Augusta, un corteo pacifico e una giornata di condivisione per dire “no” alla riattivazione dell’ex poligono di tiro di Punta Izzo

A organizzarlo è il Coordinamento Punta Izzo Possibile, che invita tutti alla partecipazione. Lunedì verrà presentato ricorso alla regione contro l’autorizzazione paesaggistica della Soprintendenza

Si svolgerà domani mattina la manifestazione cittadina, promossa dal Coordinamento Punta Izzo Possibile, per dire “no” alla riattivazione del poligono di tiro di Punta Izzo da parte della Marina Militare e chiedere, invece, che la zona sia riconvertita e resa di nuovo fruibile come Parco naturale e culturale. L’invito alla partecipazione è rivolto a tutti i cittadini, alle associazioni culturali e ambientaliste impegnate sul territorio, ai comitati civici e alle istituzioni locali.

Il corteo partirà alle 10:30 dal piazzale di via delle Saline, di fronte al “plesso Saline” del terzo istituto comprensivo “Todaro”, attraverserà il lungomare Rossini- Granatello, costeggiando il sito d’ importanza comunitaria delle saline. Arrivati al cancello della zona militare, imboccherà la salita a sinistra che immette su via Napoli, per raggiungere uno spazio verde e panoramico alla fine di via Ancora, nella parte alta del promontorio di Punta Izzo che si affaccia sul golfo decantato da Tomasi di Lampedusa nel suo racconto “Lighea”. Qui si darà vita a un momento cultura con la lettura di poesie, prose e testi liberamente scelti dai partecipanti e ispirati dai seguenti versi del poeta Danilo Dolci: “se l’occhio non si esercita, non vede/ se la pelle non tocca, non sa/se l’uomo non immagina, si spegne”. A seguire ci saranno momenti musicali, pranzo sociale al sacco e pomeriggio ludico da trascorrere insieme a contatto con la natura.

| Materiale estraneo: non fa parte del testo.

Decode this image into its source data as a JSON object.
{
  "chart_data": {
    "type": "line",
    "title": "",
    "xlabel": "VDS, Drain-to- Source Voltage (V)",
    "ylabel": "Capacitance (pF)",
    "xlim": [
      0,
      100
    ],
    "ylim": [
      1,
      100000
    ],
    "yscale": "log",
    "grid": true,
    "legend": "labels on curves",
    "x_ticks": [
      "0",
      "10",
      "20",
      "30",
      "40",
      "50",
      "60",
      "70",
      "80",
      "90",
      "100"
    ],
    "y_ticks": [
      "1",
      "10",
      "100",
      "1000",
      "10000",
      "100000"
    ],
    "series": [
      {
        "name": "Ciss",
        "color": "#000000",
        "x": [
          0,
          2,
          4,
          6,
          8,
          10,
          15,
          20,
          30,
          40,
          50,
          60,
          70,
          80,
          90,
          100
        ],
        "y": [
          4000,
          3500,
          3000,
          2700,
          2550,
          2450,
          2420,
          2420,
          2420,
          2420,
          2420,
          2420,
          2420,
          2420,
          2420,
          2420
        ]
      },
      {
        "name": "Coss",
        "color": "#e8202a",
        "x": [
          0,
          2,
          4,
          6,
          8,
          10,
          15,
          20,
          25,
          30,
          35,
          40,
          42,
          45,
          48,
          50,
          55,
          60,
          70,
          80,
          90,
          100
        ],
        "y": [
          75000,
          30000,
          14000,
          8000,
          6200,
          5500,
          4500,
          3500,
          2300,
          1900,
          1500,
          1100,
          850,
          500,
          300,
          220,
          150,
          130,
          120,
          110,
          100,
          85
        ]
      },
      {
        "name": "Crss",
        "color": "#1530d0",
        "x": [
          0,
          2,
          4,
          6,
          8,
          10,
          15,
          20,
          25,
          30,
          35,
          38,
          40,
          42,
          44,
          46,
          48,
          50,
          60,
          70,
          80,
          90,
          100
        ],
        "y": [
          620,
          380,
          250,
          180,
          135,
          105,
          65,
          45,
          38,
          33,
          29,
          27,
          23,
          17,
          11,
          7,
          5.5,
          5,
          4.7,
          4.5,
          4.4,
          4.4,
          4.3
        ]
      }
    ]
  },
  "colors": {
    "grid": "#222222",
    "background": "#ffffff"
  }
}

Alla manifestazione parteciperanno cittadini, comitati e associazioni provenienti anche da fuori Augusta, tra cui l’Associazione ciclistica catanese 100+rpm, che per l’occasione ha organizzato una pedalata ecologica che partirà alle 8 dal piazzale della piscina “Playa” di viale Kennedy a Catania e arriverà ad Augusta intorno alle 10:30. Aperta alla partecipazione di tutti gli sportivi della zona vuole sottolineare l’importanza della bicicletta, non solo come “mezzo ecologico di trasporto o di competizione sportiva, ma anche in quanto strumento di emancipazione, specie per la popolazione femminile, che nella storia ha caratterizzato tante battaglie per la conquista di diritti civili e politici”.

Per accrescere l’efficacia di questa mobilitazione, è di fondamentale importanza che numerosi i cittadini di Augusta facciano sentire, pacificamente ma con determinazione, la propria voce contraria alla riattivazione del poligono e favorevole alla fruizione pubblica di Punta Izzo come parco naturalistico, archeologico e letterario“. Dicono dal Coordinamento di Punta Izzo possibile che sta proseguendo la sua battaglia anche sul piano legale e, insieme con l’associazione Natura Sicula e attraverso l’avvocato Sebastiano Papandrea, presenterà lunedì un ricorso gerarchico all’assessorato regionale ai Beni Culturali per chiedere l’annullamento dell’autorizzazione paesaggistica rilasciata dalla Soprintendenza di Siracusa alla Marina militare per la realizzazione del progetto di “demolizione e ricostruzione del poligono”, che prevede anche il rifacimento della strada d’accesso e la realizzazione di un piazzale antistante. Il coordinamento ritiene che questo intervento sia “palesemente incompatibile” con i vincoli e gli obbiettivi di tutela paesaggistica e ambientale del comprensorio Punta Izzo, dal 2009 riconosciuto come luogo dell’Identità e della memoria dalla Regione.

Infine, per lunedì 19 alle 18:30, è in programma un consiglio comunale sulla mozione di indirizzo sulla vicenda a cui, su invito della presidenza del consiglio, parteciperanno anche i rappresentanti del Coordinamento, che hanno già messo a disposizione di tutti i consiglieri e dell’ amministrazione comunale un apposito dossier conoscitivo.